Entretanto, as mãos das enfermeiras ensaiam um carinho à cabeça, ele pede que nisso continuem...

Então, os rostos do médico, do psicólogo, e da irmã médica (visita) vão se tornando mais firmes na sua retina. Alívios sentimentais e emocionais crescem. Não lhes pode falar corretamente: está entubado, gagueja, mastiga as palavras. Tem que esperar o momento preciso da independência corporal. Sonhar com a “alta”! Repouso obrigatório, renovação das visitas, com notícias do que não viu e sentiu. Problemas com o pulmão? - estranha o homem.

- Como!? Nunca fumei!
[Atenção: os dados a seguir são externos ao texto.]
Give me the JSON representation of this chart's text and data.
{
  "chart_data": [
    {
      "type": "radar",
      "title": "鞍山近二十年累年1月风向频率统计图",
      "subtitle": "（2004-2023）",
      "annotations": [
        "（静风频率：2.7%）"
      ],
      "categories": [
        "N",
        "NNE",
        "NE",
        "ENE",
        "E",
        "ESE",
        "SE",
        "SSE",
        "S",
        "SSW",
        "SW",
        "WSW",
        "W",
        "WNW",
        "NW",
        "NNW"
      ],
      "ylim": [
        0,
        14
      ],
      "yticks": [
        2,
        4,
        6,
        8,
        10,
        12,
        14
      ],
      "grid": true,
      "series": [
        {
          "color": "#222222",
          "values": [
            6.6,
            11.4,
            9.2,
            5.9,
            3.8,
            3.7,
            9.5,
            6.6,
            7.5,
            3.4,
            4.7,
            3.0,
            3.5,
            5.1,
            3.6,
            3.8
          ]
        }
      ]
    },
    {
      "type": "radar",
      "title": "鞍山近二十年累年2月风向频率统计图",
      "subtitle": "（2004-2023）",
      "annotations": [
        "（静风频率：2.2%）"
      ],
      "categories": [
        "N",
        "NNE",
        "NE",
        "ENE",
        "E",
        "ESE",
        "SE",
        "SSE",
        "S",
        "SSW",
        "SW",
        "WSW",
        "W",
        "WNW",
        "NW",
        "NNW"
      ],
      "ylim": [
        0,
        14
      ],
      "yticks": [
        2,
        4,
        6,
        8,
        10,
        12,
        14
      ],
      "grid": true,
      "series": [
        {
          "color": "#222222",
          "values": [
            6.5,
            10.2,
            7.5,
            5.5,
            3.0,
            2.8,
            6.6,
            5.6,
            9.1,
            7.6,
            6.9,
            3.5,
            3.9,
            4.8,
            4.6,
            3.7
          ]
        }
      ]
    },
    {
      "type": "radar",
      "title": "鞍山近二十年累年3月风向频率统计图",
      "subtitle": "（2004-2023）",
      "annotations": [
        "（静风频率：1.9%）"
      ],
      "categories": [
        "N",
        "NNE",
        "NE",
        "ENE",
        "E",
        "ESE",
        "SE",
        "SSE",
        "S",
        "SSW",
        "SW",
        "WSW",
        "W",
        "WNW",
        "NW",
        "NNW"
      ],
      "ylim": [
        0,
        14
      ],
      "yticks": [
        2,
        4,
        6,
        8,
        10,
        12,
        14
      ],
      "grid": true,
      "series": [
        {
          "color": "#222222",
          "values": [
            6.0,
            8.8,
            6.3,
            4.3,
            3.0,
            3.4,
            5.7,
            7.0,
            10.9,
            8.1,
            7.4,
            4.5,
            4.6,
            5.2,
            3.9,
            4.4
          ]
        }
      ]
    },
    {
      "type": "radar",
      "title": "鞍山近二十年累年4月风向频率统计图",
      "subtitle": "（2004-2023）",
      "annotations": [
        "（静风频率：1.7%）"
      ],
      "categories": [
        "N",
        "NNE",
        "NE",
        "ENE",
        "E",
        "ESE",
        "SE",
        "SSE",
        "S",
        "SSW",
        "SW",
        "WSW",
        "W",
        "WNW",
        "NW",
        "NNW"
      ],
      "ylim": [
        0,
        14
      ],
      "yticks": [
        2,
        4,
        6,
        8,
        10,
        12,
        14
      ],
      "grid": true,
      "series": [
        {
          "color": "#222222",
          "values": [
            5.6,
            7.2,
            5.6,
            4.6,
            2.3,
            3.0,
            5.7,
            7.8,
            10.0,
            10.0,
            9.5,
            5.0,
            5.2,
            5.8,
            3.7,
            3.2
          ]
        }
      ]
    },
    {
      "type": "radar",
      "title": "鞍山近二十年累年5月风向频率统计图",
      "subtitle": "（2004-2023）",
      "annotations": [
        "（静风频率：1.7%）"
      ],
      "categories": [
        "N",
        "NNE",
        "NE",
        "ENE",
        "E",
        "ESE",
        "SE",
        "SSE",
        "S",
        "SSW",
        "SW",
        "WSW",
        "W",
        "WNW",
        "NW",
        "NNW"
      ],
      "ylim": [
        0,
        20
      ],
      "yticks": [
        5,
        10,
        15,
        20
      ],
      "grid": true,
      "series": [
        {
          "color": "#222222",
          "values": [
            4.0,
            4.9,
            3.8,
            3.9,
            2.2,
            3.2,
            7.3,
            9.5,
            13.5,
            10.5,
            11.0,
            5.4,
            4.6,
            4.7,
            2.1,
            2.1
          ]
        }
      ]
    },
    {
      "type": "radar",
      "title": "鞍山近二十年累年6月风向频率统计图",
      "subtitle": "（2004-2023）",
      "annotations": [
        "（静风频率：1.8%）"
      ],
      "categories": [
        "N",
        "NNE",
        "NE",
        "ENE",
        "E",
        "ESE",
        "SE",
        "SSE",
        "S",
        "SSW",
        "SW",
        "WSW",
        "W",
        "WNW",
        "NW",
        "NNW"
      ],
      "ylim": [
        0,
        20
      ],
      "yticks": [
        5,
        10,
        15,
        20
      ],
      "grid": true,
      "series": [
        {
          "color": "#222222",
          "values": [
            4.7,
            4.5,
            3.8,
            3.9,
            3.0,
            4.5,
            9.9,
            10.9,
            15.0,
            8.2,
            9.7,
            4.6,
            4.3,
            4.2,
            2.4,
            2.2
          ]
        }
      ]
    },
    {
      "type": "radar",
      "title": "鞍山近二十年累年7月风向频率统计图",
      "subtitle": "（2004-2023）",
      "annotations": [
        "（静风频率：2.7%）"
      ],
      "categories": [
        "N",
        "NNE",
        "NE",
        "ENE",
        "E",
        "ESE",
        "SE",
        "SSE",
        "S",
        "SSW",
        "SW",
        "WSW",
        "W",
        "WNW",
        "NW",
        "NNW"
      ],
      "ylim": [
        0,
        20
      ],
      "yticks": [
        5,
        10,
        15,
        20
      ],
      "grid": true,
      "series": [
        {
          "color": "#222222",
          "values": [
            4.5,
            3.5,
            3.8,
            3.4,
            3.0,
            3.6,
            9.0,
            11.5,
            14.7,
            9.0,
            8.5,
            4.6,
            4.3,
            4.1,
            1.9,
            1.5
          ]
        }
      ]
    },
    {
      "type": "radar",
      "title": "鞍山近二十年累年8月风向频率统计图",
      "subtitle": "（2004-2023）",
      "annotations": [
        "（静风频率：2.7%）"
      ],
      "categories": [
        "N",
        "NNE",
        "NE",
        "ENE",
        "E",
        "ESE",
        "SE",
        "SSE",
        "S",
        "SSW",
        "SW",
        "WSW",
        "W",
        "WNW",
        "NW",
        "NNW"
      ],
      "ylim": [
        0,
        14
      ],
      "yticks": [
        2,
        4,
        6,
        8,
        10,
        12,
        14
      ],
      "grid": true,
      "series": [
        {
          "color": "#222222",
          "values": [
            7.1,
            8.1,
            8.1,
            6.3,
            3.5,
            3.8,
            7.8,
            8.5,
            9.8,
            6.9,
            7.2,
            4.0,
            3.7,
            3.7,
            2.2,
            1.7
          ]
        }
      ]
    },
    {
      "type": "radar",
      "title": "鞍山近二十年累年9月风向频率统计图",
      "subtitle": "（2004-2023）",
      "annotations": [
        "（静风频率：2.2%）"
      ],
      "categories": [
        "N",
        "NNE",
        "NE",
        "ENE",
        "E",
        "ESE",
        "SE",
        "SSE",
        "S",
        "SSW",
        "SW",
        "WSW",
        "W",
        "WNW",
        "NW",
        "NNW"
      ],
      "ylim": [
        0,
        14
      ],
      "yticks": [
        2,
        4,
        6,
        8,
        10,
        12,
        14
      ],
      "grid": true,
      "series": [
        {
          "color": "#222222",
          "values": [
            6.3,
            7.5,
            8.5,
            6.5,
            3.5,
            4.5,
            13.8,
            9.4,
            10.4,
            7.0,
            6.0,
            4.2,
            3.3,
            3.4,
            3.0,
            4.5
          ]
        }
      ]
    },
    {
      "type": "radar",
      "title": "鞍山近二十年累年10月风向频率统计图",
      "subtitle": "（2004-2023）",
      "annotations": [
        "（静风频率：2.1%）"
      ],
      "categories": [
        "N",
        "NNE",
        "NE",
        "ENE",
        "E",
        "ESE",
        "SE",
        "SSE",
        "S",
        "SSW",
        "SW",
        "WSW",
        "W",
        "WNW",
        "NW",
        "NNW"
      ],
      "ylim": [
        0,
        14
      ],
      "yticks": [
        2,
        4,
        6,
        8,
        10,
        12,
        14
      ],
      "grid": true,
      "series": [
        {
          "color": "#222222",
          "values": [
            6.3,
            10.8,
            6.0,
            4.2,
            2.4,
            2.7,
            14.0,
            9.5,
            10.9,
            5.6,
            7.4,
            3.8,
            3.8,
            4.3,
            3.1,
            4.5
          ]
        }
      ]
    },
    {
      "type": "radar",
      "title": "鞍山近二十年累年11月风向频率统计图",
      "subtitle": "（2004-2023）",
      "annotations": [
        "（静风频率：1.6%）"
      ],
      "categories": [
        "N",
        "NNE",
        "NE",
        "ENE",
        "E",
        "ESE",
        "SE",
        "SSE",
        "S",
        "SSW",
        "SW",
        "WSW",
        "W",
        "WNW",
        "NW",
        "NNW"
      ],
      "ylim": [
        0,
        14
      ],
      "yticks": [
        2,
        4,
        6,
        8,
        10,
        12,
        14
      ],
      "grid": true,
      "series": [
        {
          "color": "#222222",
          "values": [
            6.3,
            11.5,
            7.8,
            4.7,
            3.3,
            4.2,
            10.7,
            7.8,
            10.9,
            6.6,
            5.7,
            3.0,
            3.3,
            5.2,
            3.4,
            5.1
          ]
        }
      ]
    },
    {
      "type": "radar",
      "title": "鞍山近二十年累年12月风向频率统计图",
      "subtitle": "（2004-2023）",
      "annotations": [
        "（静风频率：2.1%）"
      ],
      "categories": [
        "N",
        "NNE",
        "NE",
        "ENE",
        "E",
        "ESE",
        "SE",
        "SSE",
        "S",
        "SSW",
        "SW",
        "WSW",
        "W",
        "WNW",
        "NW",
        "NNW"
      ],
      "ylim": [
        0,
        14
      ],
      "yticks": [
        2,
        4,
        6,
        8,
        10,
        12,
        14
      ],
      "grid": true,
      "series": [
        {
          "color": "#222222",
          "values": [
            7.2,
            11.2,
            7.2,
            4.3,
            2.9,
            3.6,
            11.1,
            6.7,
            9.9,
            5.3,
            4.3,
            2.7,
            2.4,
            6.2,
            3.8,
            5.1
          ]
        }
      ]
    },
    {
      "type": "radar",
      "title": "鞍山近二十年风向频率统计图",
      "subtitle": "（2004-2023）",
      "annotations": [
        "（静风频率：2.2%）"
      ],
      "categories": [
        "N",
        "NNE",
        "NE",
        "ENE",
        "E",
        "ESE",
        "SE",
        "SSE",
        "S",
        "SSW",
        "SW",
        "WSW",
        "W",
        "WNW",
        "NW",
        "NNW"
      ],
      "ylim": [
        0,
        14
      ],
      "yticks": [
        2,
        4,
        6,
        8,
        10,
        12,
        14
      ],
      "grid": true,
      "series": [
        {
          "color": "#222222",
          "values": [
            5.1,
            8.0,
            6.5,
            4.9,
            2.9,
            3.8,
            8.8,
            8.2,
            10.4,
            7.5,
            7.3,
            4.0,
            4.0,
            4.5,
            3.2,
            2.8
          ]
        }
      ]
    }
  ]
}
Sempre fiz exercícios, inclusive vinte anos de caminhadas por florestas, montanhas e praias deste Brasil! Tive Covid, mesmo com todas as vacinas com que me preveni?

Enfim, de novo lá fora, abrigo-me na residência da minha irmã, a família em volta, apoiando.

E... nos silêncios dos meus silêncios, na solidão de um quarto, venho saber que os cinquenta e cinco anos de convivência com minha mulher, Gloria Maria, não mais continuarão.

Partiu: suas cinzas é que testemunham, agora, sua passagem para um mundo novo e possivelmente redentor.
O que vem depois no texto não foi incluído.